Over at Evangelical Textual Criticism, Tommy Wasserman has a tribute to Swedish scholar Birger Gerhardsson.
In my view, Gerhardsson is the grandfather of a lot of what goes on in studies in oral traditional and orality of the Gospels. The impact of his 1961 thesis Memory and Manuscript is still felt and being fleshed out. He challenged the form critics on several fronts and I think, in course of time, he has won the argument Jacob Neusner’s foreword to the 1998 edition of the book is a MUST READ for anyone involved in Gospel scholarship, since Neusner repents of his earlier criticism of Gerhardsson. Everyone criticized Gerhardsson for reading post-135 CE rabbinic practices back into the New Testament, however, I think it is fair to say that the rabbis did not invent the use of memory in education and it was a standard feature in ancient pedagogy (see my earlier post on Libanius and memorization in Hellenistic education). No less an authority than Gerd Theissen said: “Despite reservations concerning a direct transfer of rabbinic techniques of transmission to early Christianity, we must recognize that we have here a historical analogy to the process of tradition in Christianity’s earliest phase.”[1]

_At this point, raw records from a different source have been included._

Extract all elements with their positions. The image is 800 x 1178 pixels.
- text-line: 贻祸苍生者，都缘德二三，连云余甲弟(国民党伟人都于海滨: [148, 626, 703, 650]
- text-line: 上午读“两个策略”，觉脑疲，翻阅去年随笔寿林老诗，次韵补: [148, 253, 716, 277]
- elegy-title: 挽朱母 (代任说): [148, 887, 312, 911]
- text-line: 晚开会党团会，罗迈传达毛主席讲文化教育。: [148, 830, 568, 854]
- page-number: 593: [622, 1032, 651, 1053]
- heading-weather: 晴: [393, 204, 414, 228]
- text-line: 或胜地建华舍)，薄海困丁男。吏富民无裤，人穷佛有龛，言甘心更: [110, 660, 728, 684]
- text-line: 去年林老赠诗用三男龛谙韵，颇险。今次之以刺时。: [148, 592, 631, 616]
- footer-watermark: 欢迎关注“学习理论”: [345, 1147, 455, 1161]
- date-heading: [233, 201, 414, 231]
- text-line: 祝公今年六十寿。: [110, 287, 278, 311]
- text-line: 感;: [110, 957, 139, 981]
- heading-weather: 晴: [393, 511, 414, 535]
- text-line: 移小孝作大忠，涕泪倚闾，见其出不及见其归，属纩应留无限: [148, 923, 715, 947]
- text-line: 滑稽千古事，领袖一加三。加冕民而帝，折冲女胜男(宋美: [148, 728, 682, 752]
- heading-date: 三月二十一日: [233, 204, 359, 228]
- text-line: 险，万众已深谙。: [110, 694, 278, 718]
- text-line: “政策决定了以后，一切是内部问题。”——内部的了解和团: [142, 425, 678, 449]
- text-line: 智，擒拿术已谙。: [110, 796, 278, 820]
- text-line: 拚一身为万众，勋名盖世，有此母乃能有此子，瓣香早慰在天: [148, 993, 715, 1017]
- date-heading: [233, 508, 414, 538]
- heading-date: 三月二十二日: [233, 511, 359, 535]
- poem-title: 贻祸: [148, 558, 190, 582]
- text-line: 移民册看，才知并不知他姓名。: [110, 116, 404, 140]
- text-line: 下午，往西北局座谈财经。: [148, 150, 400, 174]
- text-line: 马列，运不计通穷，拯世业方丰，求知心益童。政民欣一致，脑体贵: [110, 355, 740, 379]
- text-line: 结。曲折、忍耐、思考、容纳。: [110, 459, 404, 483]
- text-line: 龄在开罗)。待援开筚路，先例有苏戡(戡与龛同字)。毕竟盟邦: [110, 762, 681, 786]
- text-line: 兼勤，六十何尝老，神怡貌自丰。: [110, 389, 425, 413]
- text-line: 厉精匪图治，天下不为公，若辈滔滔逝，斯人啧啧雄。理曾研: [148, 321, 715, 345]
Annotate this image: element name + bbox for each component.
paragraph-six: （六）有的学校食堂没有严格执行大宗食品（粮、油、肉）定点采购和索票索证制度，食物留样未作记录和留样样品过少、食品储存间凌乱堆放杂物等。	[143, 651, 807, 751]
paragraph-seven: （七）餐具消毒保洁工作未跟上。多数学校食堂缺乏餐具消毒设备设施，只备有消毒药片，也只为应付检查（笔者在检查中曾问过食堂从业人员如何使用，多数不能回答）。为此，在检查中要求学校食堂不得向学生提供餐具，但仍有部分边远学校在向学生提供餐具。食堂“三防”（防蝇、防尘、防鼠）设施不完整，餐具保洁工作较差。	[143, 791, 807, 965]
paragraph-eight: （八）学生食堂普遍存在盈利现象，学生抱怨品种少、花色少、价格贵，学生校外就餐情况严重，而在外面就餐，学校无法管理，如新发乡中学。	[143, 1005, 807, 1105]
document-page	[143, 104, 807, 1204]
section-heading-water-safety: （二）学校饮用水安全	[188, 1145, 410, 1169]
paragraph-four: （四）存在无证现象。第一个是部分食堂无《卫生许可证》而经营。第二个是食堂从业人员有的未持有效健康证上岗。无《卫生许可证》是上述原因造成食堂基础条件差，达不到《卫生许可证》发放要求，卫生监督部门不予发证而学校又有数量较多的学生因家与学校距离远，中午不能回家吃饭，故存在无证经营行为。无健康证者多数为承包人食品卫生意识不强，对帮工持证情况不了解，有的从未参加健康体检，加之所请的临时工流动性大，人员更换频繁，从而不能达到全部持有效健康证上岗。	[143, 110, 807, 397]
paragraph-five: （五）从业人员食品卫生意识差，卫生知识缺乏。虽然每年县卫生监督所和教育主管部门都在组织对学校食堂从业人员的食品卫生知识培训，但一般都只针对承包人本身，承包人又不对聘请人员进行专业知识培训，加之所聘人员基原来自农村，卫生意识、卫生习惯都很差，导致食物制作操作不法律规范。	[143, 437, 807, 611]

[1] Gerd Theissen, The Gospels in Context: Social and Political History in the Synoptic Tradition (trans. Linda M. Maloney; Minneapolis: Fortress, 1991), 3 n 3. Cf. Alexander (“Orality in Pharisaic-Rabbinic Judaism at the Turn of the Eras,” 184): “Rabbinic models may be particularly relevant to elucidating how the early Christian groups elaborated and passed on their traditions. Comparison of the later rabbinic schools with the New Testament is, perhaps, all the more plausible because … rabbinic schools are not, broadly speaking, a distinctively rabbinic institution: they are an example of a cultural phenomenon widespread through the whole of the Middle East and the Mediterranean, a phenomenon established well before the rise of Christianity.” Kelber (“Work of Birger Gerhardsson,” 177) says that Gerhardsson “advanced an explanatory model that was suited to demonstrate the historical concreteness of the traditioning processes and the actual techniques that were operative in the transmission and reception of the tradition.”